Gustas probierte die Weiblichkeit in ihrer Malerei anders darzustellen. Die in der Nationalgallerie hängenden Mundfrauen haben eine erotische Ausstrahlung, ohne kitschig zu wirken. Sie zeigen geheimnisvoll verbogene, kleiderlose Frauenkörper, die in zahllosen, fantasielustigen Variationen und meist runden Linien schwingen, die mal vage, mal ganz klar Brüste und Geschlechter und auch deren Begegnung skizzieren oder überraschend in merkwürdigen Fisch- oder Vogelkörpern ausufern. Meist schwarze Linien auf weißem Papier, seltener auch weiße auf braunem oder farbigem Papier, fast immer akzentuiert durch klein tanzende, leuchtend rote Striche oder Punkte – die Münder. In diesem Zyklus sagt sie dem Kitsch den Kampf an und lässt Platz für die Phantasie – daher haben die Frauen keine Nasen und keine Augen.
 
Impuls für die Serie „Mundfrauen“ waren, so Aldona Gustas, ihre langjährigen Beobachtungen von Frauendarstellungen in den Werken weiblicher Kolleginnen. Aufgefallen war ihr bei den Malerinnen zuweilen eine Tendenz zur „dressierten“ Darstellung von Mündern und Haaren – aus ihrer Sicht eine Falle allgemein herrschender Schönheitsideale, vor der sie sich als weibliche Künstlerin in Acht zu nehmen habe. Ihre Serie „Mundfrauen“ ist als kritischer, und wie sie sagt, „trotziger“ Kommentar zu Klischees gängiger Darstellung von Weiblichkeit zu verstehen. Die „Mundfrauen“ Münder und Haare sind stets in Bewegung, sollen sprechen, befreit von den Fesseln gängiger Schönheitsideale.
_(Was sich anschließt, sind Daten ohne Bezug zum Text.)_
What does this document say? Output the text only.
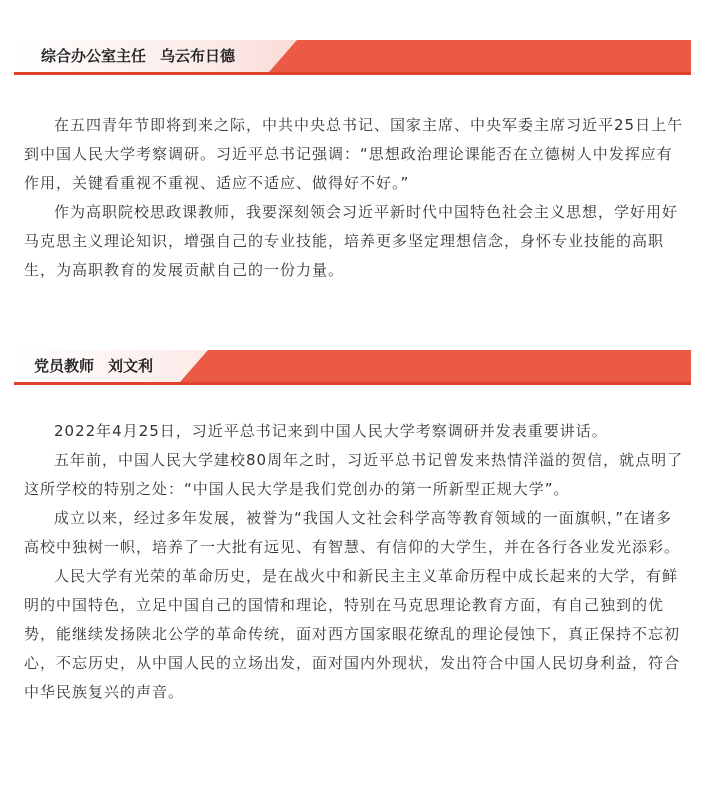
综合办公室主任 乌云布日德

在五四青年节即将到来之际，中共中央总书记、国家主席、中央军委主席习近平25日上午到中国人民大学考察调研。习近平总书记强调：“思想政治理论课能否在立德树人中发挥应有作用，关键看重视不重视、适应不适应、做得好不好。”

作为高职院校思政课教师，我要深刻领会习近平新时代中国特色社会主义思想，学好用好马克思主义理论知识，增强自己的专业技能，培养更多坚定理想信念，身怀专业技能的高职生，为高职教育的发展贡献自己的一份力量。

党员教师 刘文利

2022年4月25日，习近平总书记来到中国人民大学考察调研并发表重要讲话。

五年前，中国人民大学建校80周年之时，习近平总书记曾发来热情洋溢的贺信，就点明了这所学校的特别之处：“中国人民大学是我们党创办的第一所新型正规大学”。

成立以来，经过多年发展，被誉为“我国人文社会科学高等教育领域的一面旗帜，”在诸多高校中独树一帜，培养了一大批有远见、有智慧、有信仰的大学生，并在各行各业发光添彩。

人民大学有光荣的革命历史，是在战火中和新民主主义革命历程中成长起来的大学，有鲜明的中国特色，立足中国自己的国情和理论，特别在马克思理论教育方面，有自己独到的优势，能继续发扬陕北公学的革命传统，面对西方国家眼花缭乱的理论侵蚀下，真正保持不忘初心，不忘历史，从中国人民的立场出发，面对国内外现状，发出符合中国人民切身利益，符合中华民族复兴的声音。
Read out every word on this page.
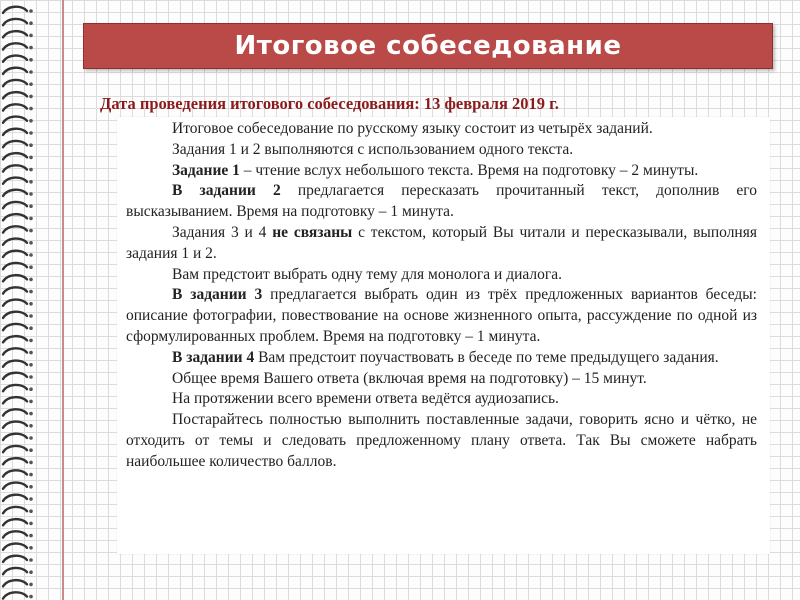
Итоговое собеседование
Дата проведения итогового собеседования: 13 февраля 2019 г.

Итоговое собеседование по русскому языку состоит из четырёх заданий.

Задания 1 и 2 выполняются с использованием одного текста.

Задание 1 – чтение вслух небольшого текста. Время на подготовку – 2 минуты.

В задании 2 предлагается пересказать прочитанный текст, дополнив его высказыванием. Время на подготовку – 1 минута.

Задания 3 и 4 не связаны с текстом, который Вы читали и пересказывали, выполняя задания 1 и 2.

Вам предстоит выбрать одну тему для монолога и диалога.

В задании 3 предлагается выбрать один из трёх предложенных вариантов беседы: описание фотографии, повествование на основе жизненного опыта, рассуждение по одной из сформулированных проблем. Время на подготовку – 1 минута.

В задании 4 Вам предстоит поучаствовать в беседе по теме предыдущего задания.

Общее время Вашего ответа (включая время на подготовку) – 15 минут.

На протяжении всего времени ответа ведётся аудиозапись.

Постарайтесь полностью выполнить поставленные задачи, говорить ясно и чётко, не отходить от темы и следовать предложенному плану ответа. Так Вы сможете набрать наибольшее количество баллов.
Gustas ist genervt von der gängigen Darstellung weiblicher Schönheit

„Alleine schon die Verkitschung der Frauenhaut. Wie man die Brüste darstellt – als ob sie aus Silikon wären! Sogar in den Kirchen sieht man solche Madonnas. In der Wirklichkeit ist aber anders: Wenn eine Frau, die keinen BH trägt, sich bückt, dann kann man da keine fürchterlichen Bälle malen. Die Brüste leben und bewegen sich doch. Da hatte ich die Schnauze voll und mich entschieden: Jetzt kommt die Wahrheit.“ 
 
Bevor die „Mundfrauen“ nach Vilnius gekommen sind, wurden sie bereits in Kaunas, Klaipėda und Šilutė gezeigt. Aldona Gustas Werk und Person erfährt derzeit wachsende Aufmerksamkeit und Anerkennung - innerhalb und außerhalb Deutschlands. Für ihre Arbeit wurde Aldona Gustas darüber hinaus mit folgenden Auszeichnungen gewürdigt: 
Rahel Varnhagen von Ense Medaille (1997); Bundesverdienstkreuz (1999); Medaille des Verdienstordens der Republik Litauen (2006).